The three officials released a joint statement before their testimony, calling Russia “a full-scope cyber actor that poses a major threat” to America’s infrastructure and networks. “In recent years, we have observed the Kremlin assume a more aggressive cyber posture,” they said.
But when the panel’s chairman, Senator John McCain, asked them whether the actions constituted an “act of war,” Mr. Clapper said that was “a very heavy policy call” that should not be made by the intelligence community.
Mr. Clapper said intelligence officials will do another briefing for lawmakers next week and will also release to public an unclassified report on the Russian hacking.
In his opening remarks, Senator McCain said that every American “should be alarmed” by this “unprecedented attack on our democracy.”
He said that there was “no national security interest more vital to the United States of America than the ability to hold free and fair elections without foreign interference.”

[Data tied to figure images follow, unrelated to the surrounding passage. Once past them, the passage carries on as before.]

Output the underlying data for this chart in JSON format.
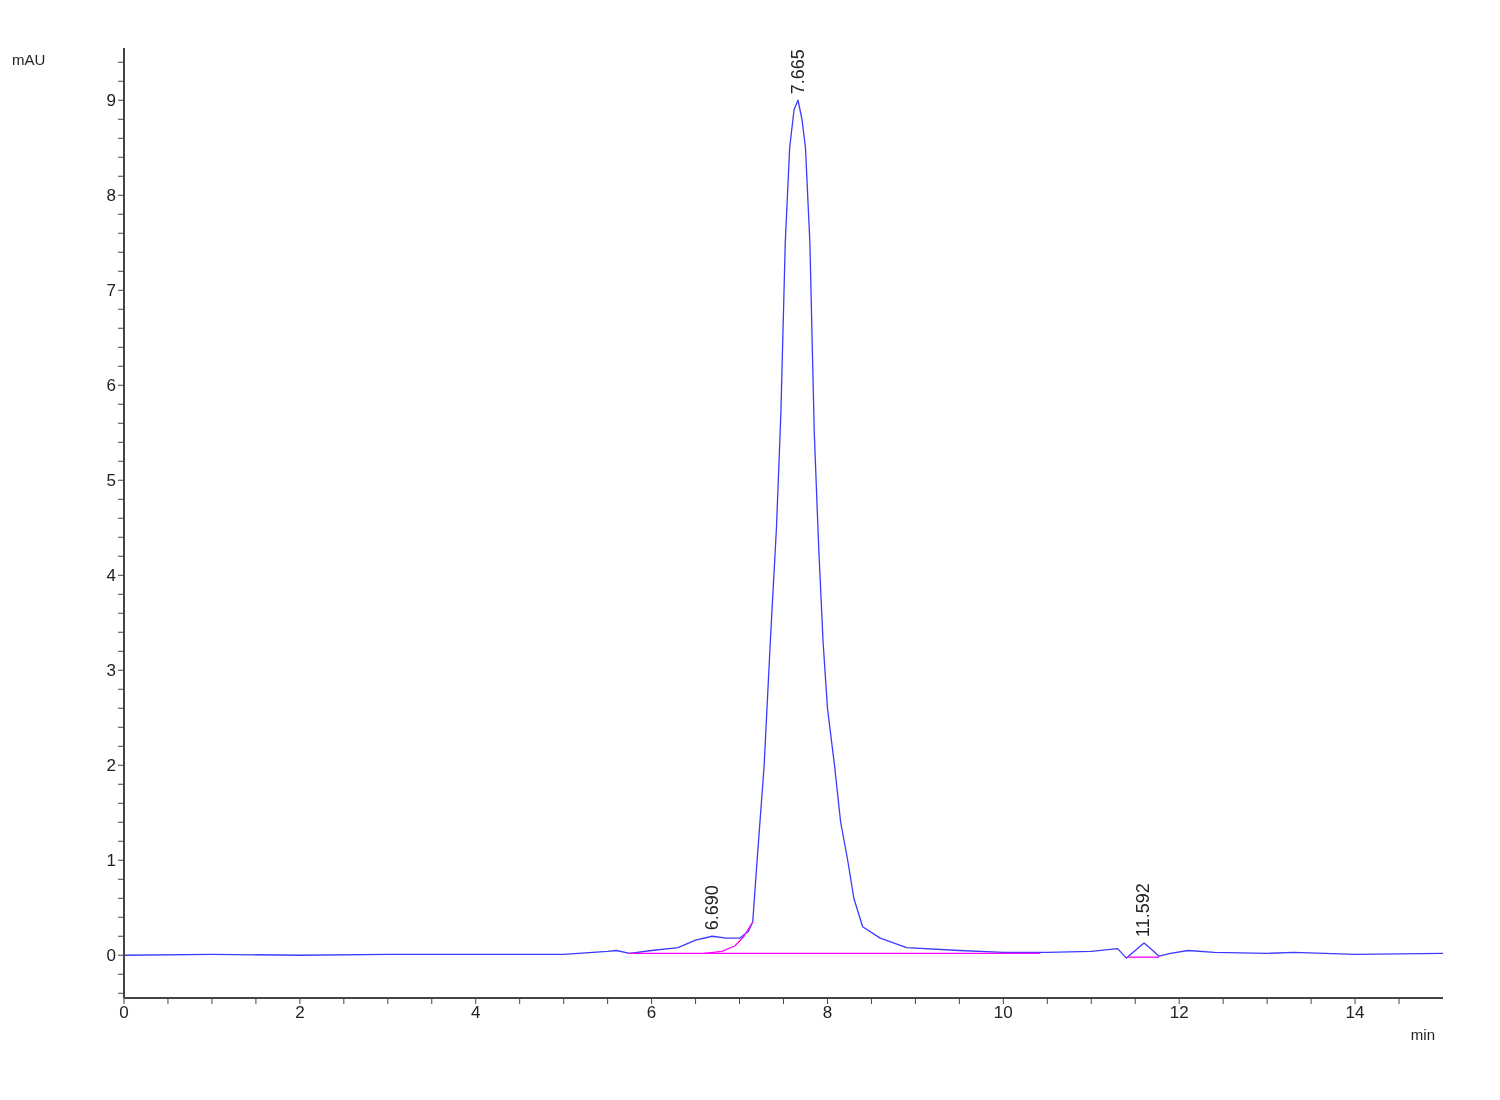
{
  "chart_data": {
    "type": "line",
    "xlabel": "min",
    "ylabel": "mAU",
    "xlim": [
      0,
      15
    ],
    "ylim": [
      -0.45,
      9.55
    ],
    "xticks": [
      0,
      {
        "value": 0.5,
        "label": null
      },
      {
        "value": 1,
        "label": null
      },
      {
        "value": 1.5,
        "label": null
      },
      2,
      {
        "value": 2.5,
        "label": null
      },
      {
        "value": 3,
        "label": null
      },
      {
        "value": 3.5,
        "label": null
      },
      4,
      {
        "value": 4.5,
        "label": null
      },
      {
        "value": 5,
        "label": null
      },
      {
        "value": 5.5,
        "label": null
      },
      6,
      {
        "value": 6.5,
        "label": null
      },
      {
        "value": 7,
        "label": null
      },
      {
        "value": 7.5,
        "label": null
      },
      8,
      {
        "value": 8.5,
        "label": null
      },
      {
        "value": 9,
        "label": null
      },
      {
        "value": 9.5,
        "label": null
      },
      10,
      {
        "value": 10.5,
        "label": null
      },
      {
        "value": 11,
        "label": null
      },
      {
        "value": 11.5,
        "label": null
      },
      12,
      {
        "value": 12.5,
        "label": null
      },
      {
        "value": 13,
        "label": null
      },
      {
        "value": 13.5,
        "label": null
      },
      14,
      {
        "value": 14.5,
        "label": null
      }
    ],
    "yticks": [
      {
        "value": -0.4,
        "label": null
      },
      {
        "value": -0.2,
        "label": null
      },
      0,
      {
        "value": 0.2,
        "label": null
      },
      {
        "value": 0.4,
        "label": null
      },
      {
        "value": 0.6,
        "label": null
      },
      {
        "value": 0.8,
        "label": null
      },
      1,
      {
        "value": 1.2,
        "label": null
      },
      {
        "value": 1.4,
        "label": null
      },
      {
        "value": 1.6,
        "label": null
      },
      {
        "value": 1.8,
        "label": null
      },
      2,
      {
        "value": 2.2,
        "label": null
      },
      {
        "value": 2.4,
        "label": null
      },
      {
        "value": 2.6,
        "label": null
      },
      {
        "value": 2.8,
        "label": null
      },
      3,
      {
        "value": 3.2,
        "label": null
      },
      {
        "value": 3.4,
        "label": null
      },
      {
        "value": 3.6,
        "label": null
      },
      {
        "value": 3.8,
        "label": null
      },
      4,
      {
        "value": 4.2,
        "label": null
      },
      {
        "value": 4.4,
        "label": null
      },
      {
        "value": 4.6,
        "label": null
      },
      {
        "value": 4.8,
        "label": null
      },
      5,
      {
        "value": 5.2,
        "label": null
      },
      {
        "value": 5.4,
        "label": null
      },
      {
        "value": 5.6,
        "label": null
      },
      {
        "value": 5.8,
        "label": null
      },
      6,
      {
        "value": 6.2,
        "label": null
      },
      {
        "value": 6.4,
        "label": null
      },
      {
        "value": 6.6,
        "label": null
      },
      {
        "value": 6.8,
        "label": null
      },
      7,
      {
        "value": 7.2,
        "label": null
      },
      {
        "value": 7.4,
        "label": null
      },
      {
        "value": 7.6,
        "label": null
      },
      {
        "value": 7.8,
        "label": null
      },
      8,
      {
        "value": 8.2,
        "label": null
      },
      {
        "value": 8.4,
        "label": null
      },
      {
        "value": 8.6,
        "label": null
      },
      {
        "value": 8.8,
        "label": null
      },
      9,
      {
        "value": 9.2,
        "label": null
      },
      {
        "value": 9.4,
        "label": null
      }
    ],
    "grid": false,
    "legend": false,
    "marker": "none",
    "line_style": "solid",
    "series": [
      {
        "color": "#3b3bff",
        "x": [
          0,
          1,
          2,
          3,
          4,
          5,
          5.5,
          5.6,
          5.75,
          6.0,
          6.3,
          6.5,
          6.69,
          6.85,
          7.0,
          7.1,
          7.15,
          7.2,
          7.28,
          7.35,
          7.42,
          7.47,
          7.52,
          7.57,
          7.62,
          7.665,
          7.71,
          7.75,
          7.8,
          7.85,
          7.9,
          7.95,
          8.0,
          8.08,
          8.15,
          8.23,
          8.3,
          8.4,
          8.6,
          8.9,
          9.5,
          10,
          10.5,
          11,
          11.3,
          11.4,
          11.5,
          11.6,
          11.7,
          11.77,
          11.9,
          12.1,
          12.4,
          13,
          13.3,
          14,
          15
        ],
        "values": [
          0.0,
          0.01,
          0.0,
          0.01,
          0.01,
          0.01,
          0.04,
          0.05,
          0.02,
          0.05,
          0.08,
          0.16,
          0.2,
          0.18,
          0.18,
          0.25,
          0.35,
          1.0,
          2.0,
          3.3,
          4.5,
          5.7,
          7.5,
          8.5,
          8.9,
          9.0,
          8.8,
          8.5,
          7.5,
          5.5,
          4.3,
          3.3,
          2.6,
          2.0,
          1.4,
          1.0,
          0.6,
          0.3,
          0.18,
          0.08,
          0.05,
          0.03,
          0.03,
          0.04,
          0.07,
          -0.03,
          0.05,
          0.13,
          0.05,
          -0.01,
          0.02,
          0.05,
          0.03,
          0.02,
          0.03,
          0.01,
          0.02
        ]
      },
      {
        "type": "line",
        "color": "#ff00ff",
        "x": [
          5.75,
          10.42
        ],
        "values": [
          0.02,
          0.02
        ]
      },
      {
        "type": "line",
        "color": "#ff00ff",
        "x": [
          6.6,
          6.8,
          6.95,
          7.05,
          7.15
        ],
        "values": [
          0.02,
          0.04,
          0.1,
          0.2,
          0.35
        ]
      },
      {
        "type": "line",
        "color": "#ff00ff",
        "x": [
          11.42,
          11.77
        ],
        "values": [
          -0.02,
          -0.02
        ]
      }
    ],
    "annotations": [
      {
        "text": "6.690",
        "x": 6.69,
        "y": 0.2
      },
      {
        "text": "7.665",
        "x": 7.665,
        "y": 9.0
      },
      {
        "text": "11.592",
        "x": 11.592,
        "y": 0.13
      }
    ]
  }
}
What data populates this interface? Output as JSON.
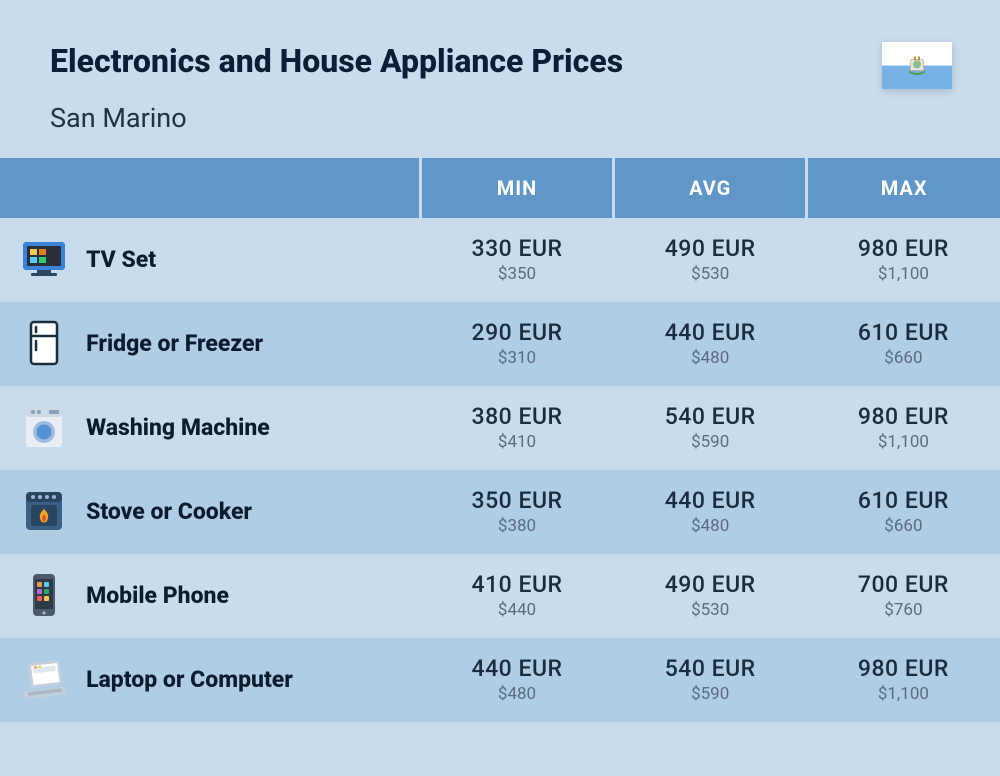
{
  "header": {
    "title": "Electronics and House Appliance Prices",
    "subtitle": "San Marino"
  },
  "flag": {
    "top_color": "#ffffff",
    "bottom_color": "#78b1e6",
    "emblem_color": "#4e9b4a"
  },
  "columns": {
    "min": "MIN",
    "avg": "AVG",
    "max": "MAX"
  },
  "colors": {
    "page_bg": "#c8dcee",
    "header_bg": "#6097c8",
    "row_even": "#c8dcee",
    "row_odd": "#b0cde6",
    "title_text": "#0a1f33",
    "price_main": "#1a2d3f",
    "price_sub": "#5a6d7d"
  },
  "typography": {
    "title_fontsize": 32,
    "subtitle_fontsize": 27,
    "header_fontsize": 20,
    "name_fontsize": 23,
    "price_main_fontsize": 23,
    "price_sub_fontsize": 17
  },
  "table": {
    "type": "table",
    "icon_col_width": 80,
    "name_col_width": 340,
    "val_col_width": 193
  },
  "rows": [
    {
      "icon": "tv-icon",
      "name": "TV Set",
      "min_eur": "330 EUR",
      "min_usd": "$350",
      "avg_eur": "490 EUR",
      "avg_usd": "$530",
      "max_eur": "980 EUR",
      "max_usd": "$1,100"
    },
    {
      "icon": "fridge-icon",
      "name": "Fridge or Freezer",
      "min_eur": "290 EUR",
      "min_usd": "$310",
      "avg_eur": "440 EUR",
      "avg_usd": "$480",
      "max_eur": "610 EUR",
      "max_usd": "$660"
    },
    {
      "icon": "washing-machine-icon",
      "name": "Washing Machine",
      "min_eur": "380 EUR",
      "min_usd": "$410",
      "avg_eur": "540 EUR",
      "avg_usd": "$590",
      "max_eur": "980 EUR",
      "max_usd": "$1,100"
    },
    {
      "icon": "stove-icon",
      "name": "Stove or Cooker",
      "min_eur": "350 EUR",
      "min_usd": "$380",
      "avg_eur": "440 EUR",
      "avg_usd": "$480",
      "max_eur": "610 EUR",
      "max_usd": "$660"
    },
    {
      "icon": "mobile-phone-icon",
      "name": "Mobile Phone",
      "min_eur": "410 EUR",
      "min_usd": "$440",
      "avg_eur": "490 EUR",
      "avg_usd": "$530",
      "max_eur": "700 EUR",
      "max_usd": "$760"
    },
    {
      "icon": "laptop-icon",
      "name": "Laptop or Computer",
      "min_eur": "440 EUR",
      "min_usd": "$480",
      "avg_eur": "540 EUR",
      "avg_usd": "$590",
      "max_eur": "980 EUR",
      "max_usd": "$1,100"
    }
  ],
  "icons": {
    "tv-icon": {
      "body": "#3b83d8",
      "screen": "#2a2f3a",
      "tiles": [
        "#f2c94c",
        "#e67e22",
        "#56ccf2",
        "#2ecc71"
      ]
    },
    "fridge-icon": {
      "outline": "#1a2d3f",
      "fill": "#ffffff"
    },
    "washing-machine-icon": {
      "body": "#e9eef4",
      "panel": "#cfd9e4",
      "drum": "#5a8fd6",
      "ring": "#9bbde0"
    },
    "stove-icon": {
      "body": "#3b5f85",
      "panel": "#2a4560",
      "flame_outer": "#f5a623",
      "flame_inner": "#e04e2a"
    },
    "mobile-phone-icon": {
      "body": "#4c5a6a",
      "screen": "#2f3a47",
      "apps": [
        "#f2994a",
        "#56ccf2",
        "#bb6bd9",
        "#27ae60",
        "#f25c5c",
        "#f2c94c"
      ]
    },
    "laptop-icon": {
      "body": "#c5cfdb",
      "screen": "#ffffff",
      "window": "#e2e8f0",
      "accent1": "#f2994a",
      "accent2": "#f2c94c"
    }
  }
}
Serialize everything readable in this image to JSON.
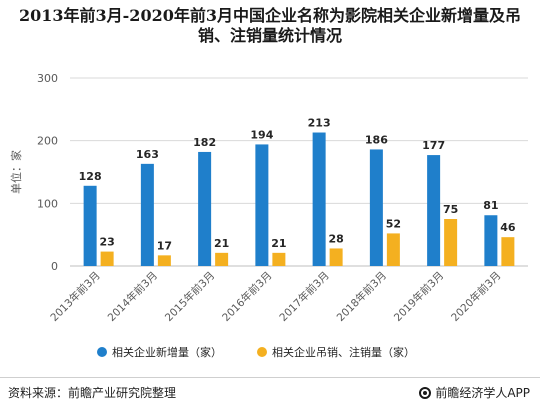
{
  "title": {
    "line1": "2013年前3月-2020年前3月中国企业名称为影院相关企业新增量及吊",
    "line2": "销、注销量统计情况"
  },
  "footer": {
    "source": "资料来源：前瞻产业研究院整理",
    "brand": "前瞻经济学人APP"
  },
  "colors": {
    "blue": "#1f7fcb",
    "orange": "#f4b020",
    "grid": "#d9d9d9",
    "axis_text": "#595959"
  },
  "chart_data": {
    "type": "bar",
    "ylabel": "单位：家",
    "ylim": [
      0,
      300
    ],
    "yticks": [
      0,
      100,
      200,
      300
    ],
    "grid": true,
    "legend_position": "bottom",
    "categories": [
      "2013年前3月",
      "2014年前3月",
      "2015年前3月",
      "2016年前3月",
      "2017年前3月",
      "2018年前3月",
      "2019年前3月",
      "2020年前3月"
    ],
    "series": [
      {
        "name": "相关企业新增量（家）",
        "color": "#1f7fcb",
        "values": [
          128,
          163,
          182,
          194,
          213,
          186,
          177,
          81
        ]
      },
      {
        "name": "相关企业吊销、注销量（家）",
        "color": "#f4b020",
        "values": [
          23,
          17,
          21,
          21,
          28,
          52,
          75,
          46
        ]
      }
    ]
  }
}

The hearing was held a day before President-elect Donald Trump receives a briefing by heads of the CIA, FBI and other US intelligence agencies on the investigation into Russia’s alleged hacking.
Mr. Trump has criticized the initial intelligence reports about the hacking, saying that he was more inclined to believe WikiLeaks founder Julian Assange’s contention that Russia did not provide him with hacked Democratic emails.
In new tweets early Thursday, Mr. Trump changed his stance and blamed the “dishonest media” for portraying him as agreeing with Mr. Assange. “The media lies to make it look like I am against ‘Intelligence’ when in fact I am a big fan!” Mr. Trump wrote.
Mr. Clapper also told the committee that it would be a mistake to believe Mr. Assange who had no credibility.
Last week, President Barack Obama ordered 35 Russian diplomats to leave the country and imposed sanctions on Russia’s leading spy agencies, the GRU and FSB, that he said were involved in the hacking.
But the US media says that Mr. Trump could undo the measures.